Jean, we also are registered independents and view Democrats in NC not much different than Republicans. In fact Democrats have no principles they can point to which they adhere to. But the present McCory/Art Pope/Republican majority think slash and burn is good public policy for everyone, yet it only serves their business/donor base.
Exactly what are you happy about that is being done?

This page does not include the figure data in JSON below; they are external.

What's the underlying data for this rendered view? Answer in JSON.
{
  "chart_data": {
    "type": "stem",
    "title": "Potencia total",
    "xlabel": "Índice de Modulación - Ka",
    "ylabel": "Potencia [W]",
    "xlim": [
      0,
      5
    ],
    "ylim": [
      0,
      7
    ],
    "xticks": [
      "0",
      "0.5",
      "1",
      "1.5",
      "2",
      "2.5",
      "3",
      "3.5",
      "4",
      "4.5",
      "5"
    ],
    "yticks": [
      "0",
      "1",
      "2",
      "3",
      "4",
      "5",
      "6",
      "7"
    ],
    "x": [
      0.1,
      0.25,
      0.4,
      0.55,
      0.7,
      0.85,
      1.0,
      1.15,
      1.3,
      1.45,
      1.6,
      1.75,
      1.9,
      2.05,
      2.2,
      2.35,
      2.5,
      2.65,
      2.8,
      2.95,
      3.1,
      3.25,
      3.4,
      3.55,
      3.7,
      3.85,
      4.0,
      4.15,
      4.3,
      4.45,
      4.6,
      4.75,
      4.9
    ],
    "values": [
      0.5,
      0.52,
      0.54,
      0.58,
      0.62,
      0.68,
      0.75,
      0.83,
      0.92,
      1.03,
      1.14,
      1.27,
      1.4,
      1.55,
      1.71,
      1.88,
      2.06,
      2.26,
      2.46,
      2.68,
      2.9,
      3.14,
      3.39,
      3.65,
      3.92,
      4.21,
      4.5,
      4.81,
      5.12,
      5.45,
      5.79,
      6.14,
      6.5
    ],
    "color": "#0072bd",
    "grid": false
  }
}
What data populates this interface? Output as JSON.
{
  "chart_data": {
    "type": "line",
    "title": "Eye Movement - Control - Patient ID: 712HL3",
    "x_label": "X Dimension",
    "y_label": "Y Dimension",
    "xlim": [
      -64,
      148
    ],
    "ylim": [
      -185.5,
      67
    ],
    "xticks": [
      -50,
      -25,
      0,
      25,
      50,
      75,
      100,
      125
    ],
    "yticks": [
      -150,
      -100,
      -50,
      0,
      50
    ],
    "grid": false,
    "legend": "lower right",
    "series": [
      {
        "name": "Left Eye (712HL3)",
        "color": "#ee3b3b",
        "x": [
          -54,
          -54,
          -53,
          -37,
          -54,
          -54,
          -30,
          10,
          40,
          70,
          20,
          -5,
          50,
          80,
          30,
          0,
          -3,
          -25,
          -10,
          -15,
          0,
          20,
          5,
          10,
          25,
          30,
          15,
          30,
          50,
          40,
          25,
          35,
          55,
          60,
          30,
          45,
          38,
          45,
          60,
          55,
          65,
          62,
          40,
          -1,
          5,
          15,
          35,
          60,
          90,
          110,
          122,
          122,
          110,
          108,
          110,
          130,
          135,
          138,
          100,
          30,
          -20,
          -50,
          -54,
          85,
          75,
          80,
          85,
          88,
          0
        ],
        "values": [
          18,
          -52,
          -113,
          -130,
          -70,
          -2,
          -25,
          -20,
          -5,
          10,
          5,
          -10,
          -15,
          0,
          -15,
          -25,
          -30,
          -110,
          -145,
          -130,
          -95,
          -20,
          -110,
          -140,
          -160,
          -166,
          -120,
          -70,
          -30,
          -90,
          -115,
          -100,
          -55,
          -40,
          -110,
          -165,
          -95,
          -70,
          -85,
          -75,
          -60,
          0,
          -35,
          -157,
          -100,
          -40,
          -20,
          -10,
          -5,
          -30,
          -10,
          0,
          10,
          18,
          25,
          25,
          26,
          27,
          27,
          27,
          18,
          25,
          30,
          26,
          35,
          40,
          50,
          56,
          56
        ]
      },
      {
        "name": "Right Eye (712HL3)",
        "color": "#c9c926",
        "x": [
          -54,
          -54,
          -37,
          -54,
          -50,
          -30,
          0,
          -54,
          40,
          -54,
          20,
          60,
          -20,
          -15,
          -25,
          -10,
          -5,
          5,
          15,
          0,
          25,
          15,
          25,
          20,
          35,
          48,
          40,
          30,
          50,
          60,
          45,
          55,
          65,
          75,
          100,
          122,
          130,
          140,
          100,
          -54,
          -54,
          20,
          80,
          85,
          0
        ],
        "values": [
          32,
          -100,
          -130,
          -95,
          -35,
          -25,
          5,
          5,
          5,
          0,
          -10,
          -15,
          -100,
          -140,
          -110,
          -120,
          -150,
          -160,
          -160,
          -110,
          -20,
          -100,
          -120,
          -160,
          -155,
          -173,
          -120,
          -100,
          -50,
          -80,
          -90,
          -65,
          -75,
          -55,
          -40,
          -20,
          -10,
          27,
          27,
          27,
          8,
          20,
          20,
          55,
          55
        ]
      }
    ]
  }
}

Peter1 the nitpick paperwork hell was started long before the Republicans took over. Im an independent provider and have been subjected to it for years trust me I know what I am talking about. Im also a registered Independent that tends to vote Democrat and can not tell you how happy this is being done. Its about time
Living and working in SC, I was always puzzled by how NC could do so well when our incidence and utilization data were so similar. Now I know. NC was “cheating.” Why did NC hire Mercer, then Milliman, then TREO when NC has a Institute of Medicine, research and policy institute for such efforts?
The new all Republican legislature and governor would like to see Medicaid disbanded, as is mental health. Right now they have created paperwork nitpick hell so as to frustrate providers and clients to not use the program. But they did vote for a tax deduction that included rich law firms.
You need to get your minds around the new Taliban mind set in NC state government. Unemployment underfunding (due in large part to previous Democrats) is being “solved” by cutting benefits (almost in half) and reducing weeks of collection. They’ve also decided not to expand Medicaid even though the feds are paying for most of it.
Yes, to your point, we can all argue over data, what it means, how to interpret etc. That’s one of the things that makes this blog and health services research fun and exciting, and one reason I like to read John Goodman’s postings even if I don’t always agree with them. But Milliman simply decided to ignore the data and instead make up their own. In the immortal words of the great philosopher Patrick Moynihan, everyone is entitled to their own opinions, but not to their own facts.
In any type of scholarly research, whether in health care or other scientific branches, there is a methodology to follow around providing a proper context in which to interpret the findings of the work. As you clearly illustrate, Mercer and Milliman went to unusual lengths to deviate from this normal practice. Whether as a result of sloppy work without proper peer review and criticism before publication, or other less honorable motivations, these shortcomings and the reality tests which their work flunked force one to pretty much completely refute its credibility. Thanks for caling them out on their shoddy and quite possible intentionally biased work, Al.